Authoritarianism describes a political system in which power is concentrated in a leader or small group without democratic accountability, and in which political opposition is suppressed. It is a broader and less specific concept than totalitarianism: all totalitarian regimes are authoritarian, but not all authoritarian regimes are totalitarian.


The distinction from totalitarianism

Juan Linz’s influential distinction (1975) identified authoritarianism as characterised by limited political pluralism, a lack of elaborate guiding ideology, the absence of extensive political mobilisation, and a leader who exercises power within loosely defined but predictable limits. Totalitarianism, by contrast, demands active ideological commitment, mass mobilisation, and the abolition of any private sphere.

Franco’s Spain after the mid-1940s is the classic example of authoritarian but not totalitarian rule: Franco suppressed opposition, maintained power without democratic accountability, and tolerated no political competition, but he did not attempt to transform Spanish society according to a revolutionary ideology. The Catholic Church retained significant autonomy; private life was largely left alone. This is why Paxton and Griffin agree that late Francoism was not fascist — the mobilising, transformative dimension had been dropped.

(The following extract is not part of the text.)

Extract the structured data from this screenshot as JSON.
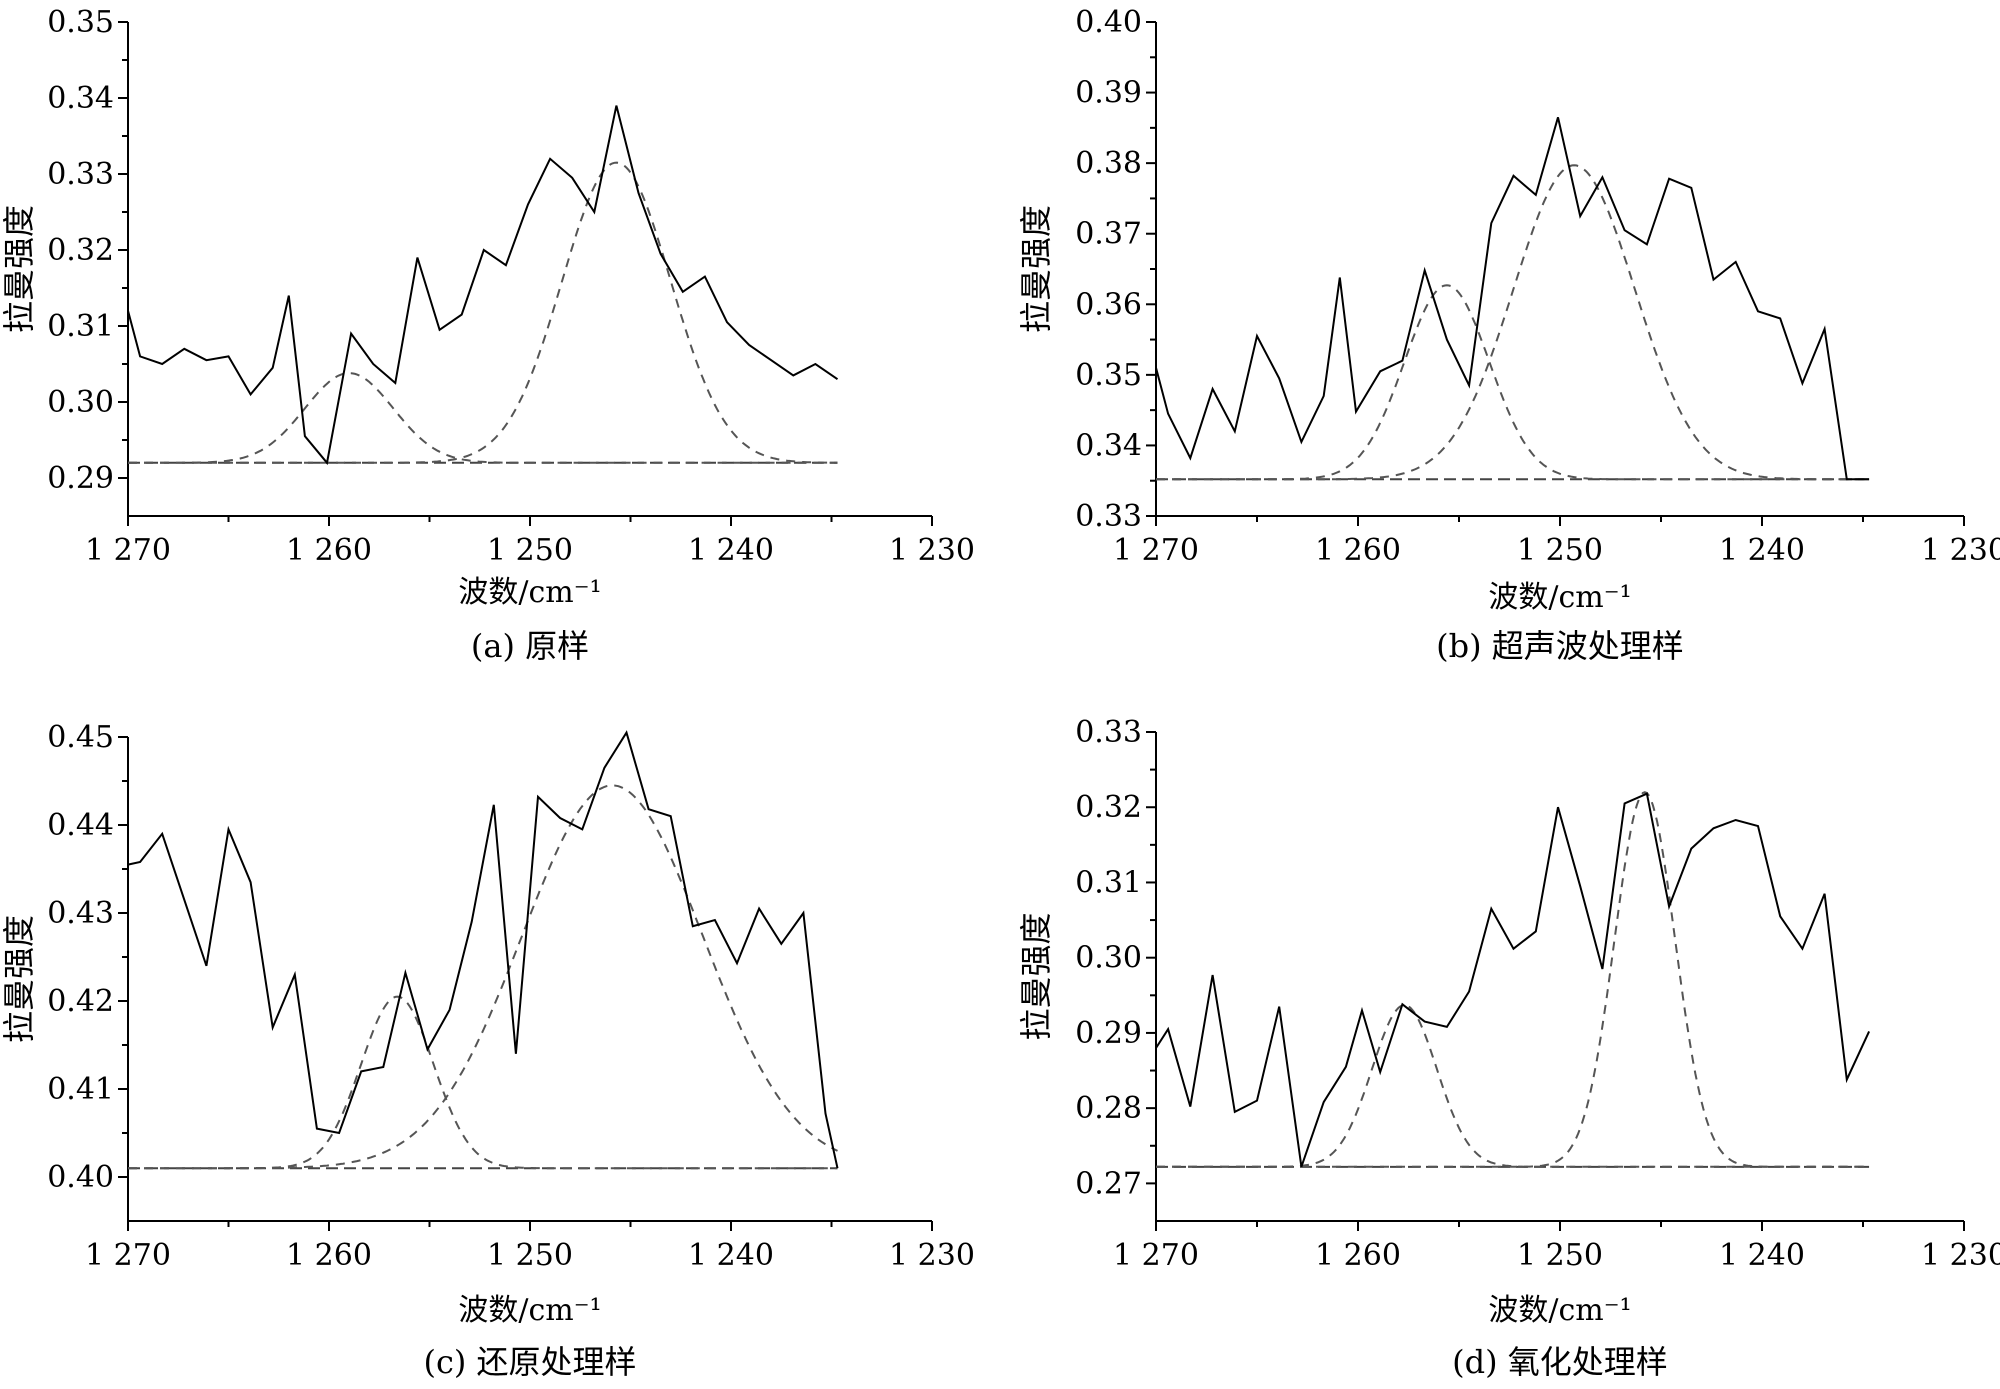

How to use it in an answer

The distinction between authoritarianism and totalitarianism is analytically precise and marks essays that use it correctly. Describing Franco’s Spain, Pinochet’s Chile, or Salazar’s Portugal as ‘totalitarian’ is an error that signals conceptual imprecision. These were authoritarian regimes. Distinguishing them from genuinely totalitarian states (Nazi Germany, Stalinist USSR, Maoist China) demonstrates that you understand both concepts and can deploy them accurately.